Le pétrole continue de grimper avec la pression renouvelée de Trump sur l'Iran
Économie internationale

Le pétrole continue de grimper avec la pression renouvelée de Trump sur l'Iran

SadaNews - Le pétrole a augmenté pour le troisième jour, après que le président Donald Trump a de nouveau exercé une pression sur l'Iran pour parvenir à un accord mettant fin à des semaines de guerre et réouvrant le passage vital du détroit d'Ormuz.

Le brut "Brent" a dépassé 111 dollars le baril, ayant augmenté d'environ 8 % la semaine dernière, tandis que le brut "West Texas Intermediate" a franchi le seuil des 108 dollars.

Trump a écrit sur les réseaux sociaux dimanche : "Pour l'Iran, le temps lui manque et il vaut mieux qu'elle agisse rapidement, sinon il ne restera rien d'elle. Le temps est un facteur décisif !".

Le pétrole a augmenté de plus de 50 % depuis que les États-Unis et Israël ont attaqué l'Iran pour la première fois fin février, ce qui a entraîné une réduction des flux à travers le détroit d'Ormuz et une diminution des approvisionnements de certains producteurs du Golfe arabe.

Morgan Stanley a déclaré la semaine dernière que le marché était dans un "cours contre la montre", car les facteurs qui avaient freiné l'augmentation des prix due à la guerre seraient sous pression si le couloir maritime vital restait fermé jusqu'en juin.

Charu Chanana, stratège en investissement senior chez Saxo Markets à Singapour, a déclaré que "les marchés ont été le témoin de nombreux gros titres concernant des solutions potentielles, mais aucune mécanisme fiable n'a encore été établi pour éliminer complètement les risques d'approvisionnement du détroit d'Ormuz", ajoutant que "la prime de risque devrait rester élevée".

La pression sur les approvisionnements a augmenté après que l'administration Trump a laissé expirer une exemption de sanctions sur les ventes de brut russe. Cela est survenu malgré la demande de l'Inde de prolonger la mesure.

Détroit d'Ormuz et pressions sur les approvisionnements

Des installations énergétiques dans le Golfe arabe ont été ciblées lors du week-end, avec une attaque par des drones provoquant un incendie autour d'une installation nucléaire aux Émirats, soulignant la fragilité du cessez-le-feu.

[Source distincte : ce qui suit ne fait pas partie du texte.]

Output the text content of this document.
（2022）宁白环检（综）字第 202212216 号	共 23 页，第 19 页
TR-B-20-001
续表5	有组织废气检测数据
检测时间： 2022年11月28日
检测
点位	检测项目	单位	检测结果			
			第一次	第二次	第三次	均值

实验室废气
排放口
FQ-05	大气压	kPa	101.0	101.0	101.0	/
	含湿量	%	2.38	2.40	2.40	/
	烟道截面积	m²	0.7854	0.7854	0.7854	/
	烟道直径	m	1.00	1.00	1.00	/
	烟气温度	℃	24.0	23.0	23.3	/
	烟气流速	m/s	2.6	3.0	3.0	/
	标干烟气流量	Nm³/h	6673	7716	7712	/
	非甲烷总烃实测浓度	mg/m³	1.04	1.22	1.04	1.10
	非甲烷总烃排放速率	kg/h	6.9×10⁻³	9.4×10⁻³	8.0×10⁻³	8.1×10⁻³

Des rapports dans des médias iraniens semi-officiels ont indiqué que les parties au conflit restaient encore éloignées. L'agence iranienne Mehr a déclaré que Washington n'avait proposé aucune "concession concrète", tout en cherchant "à obtenir des concessions qu'il n'a pas pu obtenir pendant la guerre, ce qui conduira à une impasse dans les négociations".

Trump a rencontré samedi le vice-président JD Vance, l'envoyé de la Maison Blanche dans la région Steve Witkoff, le secrétaire d'État Marco Rubio et le directeur de la CIA John Ratcliffe pour discuter de la guerre, a rapporté le site Axios dimanche. Il devrait se réunir à nouveau avec son équipe de sécurité nationale mardi.

Trump a déclaré à Axios : "Nous voulons conclure un accord", ajoutant qu'il attendait une proposition iranienne mise à jour. Il a ajouté : "Ils ne sont pas là où nous voudrions qu'ils soient. Ils devront y arriver, ou ils subiront un coup dur, et ils ne veulent pas cela".

Dans ce contexte, un membre du conseil de sécurité ministériel du Premier ministre israélien Benjamin Netanyahou, Zeev Elkin, a déclaré que le pays était prêt à reprendre les frappes contre l'Iran si Trump décidait de le faire. Il a déclaré à la radio Kan : "Nous avons des objectifs que nous voulons frapper".

Depuis le début du cessez-le-feu le 8 avril, Trump a menacé à plusieurs reprises de reprendre les campagnes de bombardement qui ont commencé le 28 février.